The Greek financial system is straining hard for cash.
Consumers and businesses are making massive withdrawals from Greece’s banks — leading to concern the beleaguered nation could be forced out of the eurozone by a banking crisis even before its government runs out of cash.
Deposits are the lifeblood of any bank, and Greeks pulled 800 million euros out of the banking system on Tuesday alone, the most recent day for which figures are available.
At the same time, the European Central Bank this week cut back — at least temporarily — on how much it was willing to lend to some Greek banks. (Greece downgraded deeper into junk territory)
The central bank, whose loans have provided banks with much-needed cash, said it believed the loan freeze would last only a few days until the banks secure already-approved European bailout funds.
But the freeze has forced banks to instead borrow from the Greek National Bank — at higher interest rates.
Two factors are driving the banks’ problems: Greek customers are worried their money isn’t safe. And they are concerned that their euros will be worth much less if Greece leaves the eurozone and institutes a new lower value national currency, the drachma.
“There’s a lot to be gained from keeping your wealth in euros and transferring them to drachmas after the conversion,” said Jonathan Loynes, chief European economist for Capital Economics.

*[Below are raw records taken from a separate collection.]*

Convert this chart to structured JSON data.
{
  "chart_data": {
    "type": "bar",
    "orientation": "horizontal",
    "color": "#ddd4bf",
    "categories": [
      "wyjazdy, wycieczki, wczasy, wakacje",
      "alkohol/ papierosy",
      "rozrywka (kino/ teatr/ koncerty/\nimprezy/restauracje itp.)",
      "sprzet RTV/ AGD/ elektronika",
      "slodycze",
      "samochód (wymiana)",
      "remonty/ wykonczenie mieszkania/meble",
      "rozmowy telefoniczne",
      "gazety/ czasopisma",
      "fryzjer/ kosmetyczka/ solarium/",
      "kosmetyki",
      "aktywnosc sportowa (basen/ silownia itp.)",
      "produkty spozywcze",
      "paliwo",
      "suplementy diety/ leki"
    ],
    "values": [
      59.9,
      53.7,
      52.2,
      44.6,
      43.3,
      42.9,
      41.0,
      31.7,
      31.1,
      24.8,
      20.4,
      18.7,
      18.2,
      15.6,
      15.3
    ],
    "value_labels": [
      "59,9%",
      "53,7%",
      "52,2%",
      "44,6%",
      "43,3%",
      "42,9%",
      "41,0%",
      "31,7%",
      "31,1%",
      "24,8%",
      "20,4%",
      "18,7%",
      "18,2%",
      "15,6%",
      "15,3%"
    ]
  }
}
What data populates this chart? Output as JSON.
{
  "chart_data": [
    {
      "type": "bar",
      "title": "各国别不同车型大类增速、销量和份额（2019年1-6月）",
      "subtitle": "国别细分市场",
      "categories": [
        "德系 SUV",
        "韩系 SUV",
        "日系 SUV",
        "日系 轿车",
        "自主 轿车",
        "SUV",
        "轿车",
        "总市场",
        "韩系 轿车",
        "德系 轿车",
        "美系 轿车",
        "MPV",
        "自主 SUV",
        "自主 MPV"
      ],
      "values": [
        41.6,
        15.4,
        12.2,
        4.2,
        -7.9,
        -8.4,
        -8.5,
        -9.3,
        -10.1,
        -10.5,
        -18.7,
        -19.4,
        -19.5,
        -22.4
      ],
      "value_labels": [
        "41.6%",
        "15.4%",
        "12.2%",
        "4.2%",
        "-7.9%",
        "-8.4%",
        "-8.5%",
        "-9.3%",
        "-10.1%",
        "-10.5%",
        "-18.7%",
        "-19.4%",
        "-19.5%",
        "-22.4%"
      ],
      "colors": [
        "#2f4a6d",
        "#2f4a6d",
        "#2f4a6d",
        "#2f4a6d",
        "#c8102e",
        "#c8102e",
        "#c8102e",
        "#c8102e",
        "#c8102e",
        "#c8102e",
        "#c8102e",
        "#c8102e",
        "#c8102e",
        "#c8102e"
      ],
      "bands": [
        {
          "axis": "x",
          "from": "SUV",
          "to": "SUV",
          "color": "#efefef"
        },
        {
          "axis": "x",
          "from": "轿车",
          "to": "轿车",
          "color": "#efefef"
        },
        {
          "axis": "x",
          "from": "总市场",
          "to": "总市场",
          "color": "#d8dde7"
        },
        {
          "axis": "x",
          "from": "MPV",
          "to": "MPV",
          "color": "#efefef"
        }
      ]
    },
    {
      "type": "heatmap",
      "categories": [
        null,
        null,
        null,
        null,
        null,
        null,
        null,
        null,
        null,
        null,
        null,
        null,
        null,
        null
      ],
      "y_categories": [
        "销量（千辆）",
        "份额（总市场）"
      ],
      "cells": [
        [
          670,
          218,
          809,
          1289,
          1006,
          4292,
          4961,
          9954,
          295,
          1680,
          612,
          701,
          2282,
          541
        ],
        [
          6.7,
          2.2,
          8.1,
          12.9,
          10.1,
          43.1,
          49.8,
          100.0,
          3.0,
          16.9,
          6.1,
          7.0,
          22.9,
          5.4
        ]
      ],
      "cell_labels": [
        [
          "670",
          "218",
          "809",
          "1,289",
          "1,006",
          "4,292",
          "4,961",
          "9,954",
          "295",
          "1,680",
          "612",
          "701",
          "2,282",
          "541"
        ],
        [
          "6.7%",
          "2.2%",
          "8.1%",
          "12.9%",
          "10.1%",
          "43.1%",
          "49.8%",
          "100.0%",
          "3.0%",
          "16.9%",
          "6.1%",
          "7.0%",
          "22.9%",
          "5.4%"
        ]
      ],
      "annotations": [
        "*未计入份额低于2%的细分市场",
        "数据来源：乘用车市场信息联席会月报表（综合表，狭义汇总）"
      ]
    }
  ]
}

And no banking system, no matter how strong, can survive massive and prolonged withdrawals of deposits, said Kris Niswander, associate director of European financial institutions for SNL Financial.
“If you have significant deposit withdrawals, that’s difficult for any institution to overcome no matter the macroeconomic factors. Of course that’s not even taking into account everything going on in Greece,” Niswander said.
Deposits in Greek banks have been falling fairly steadily since the end of 2009, but the pace of withdrawals has since accelerated. In March, deposits were down nearly 20% from a year earlier.
Much of that decline was probably caused by consumers, who had lost their jobs or suffered deep pay cuts, taking out money to pay their bills.
The pace of withdrawals has likely quickened since a May 6 vote raised the possibility of a Greek exit from the eurozone, experts said. The country is now being run by a caretaker government. It is believed Greece could be forced out of the eurozone if a European bailout deal collapses after the next vote on June 17.
Loynes of Capital Economics wrote a report last year suggesting that a massive run on a nation’s banking system might be the tipping point that forced one of the 17 member nations out of the eurozone, rather than a default on government debt.
Government debt defaults can be dealt with — or at least delayed — with bailouts or debt restructuring, as European leaders have done repeatedly over the last year.
But runs on the banks are far more difficult to stop or reverse, said Loynes. And the potential costs of propping-up a troubled banking system like Greece’s could be too great for the other European countries to accept, even if their leaders voice support for keeping Greece in the eurozone.
“It depends how long the rest of Europe is willing to give the Greek banking system support,” he said. “It is not clear that the rest of the eurozone will tolerate the situation for very long.”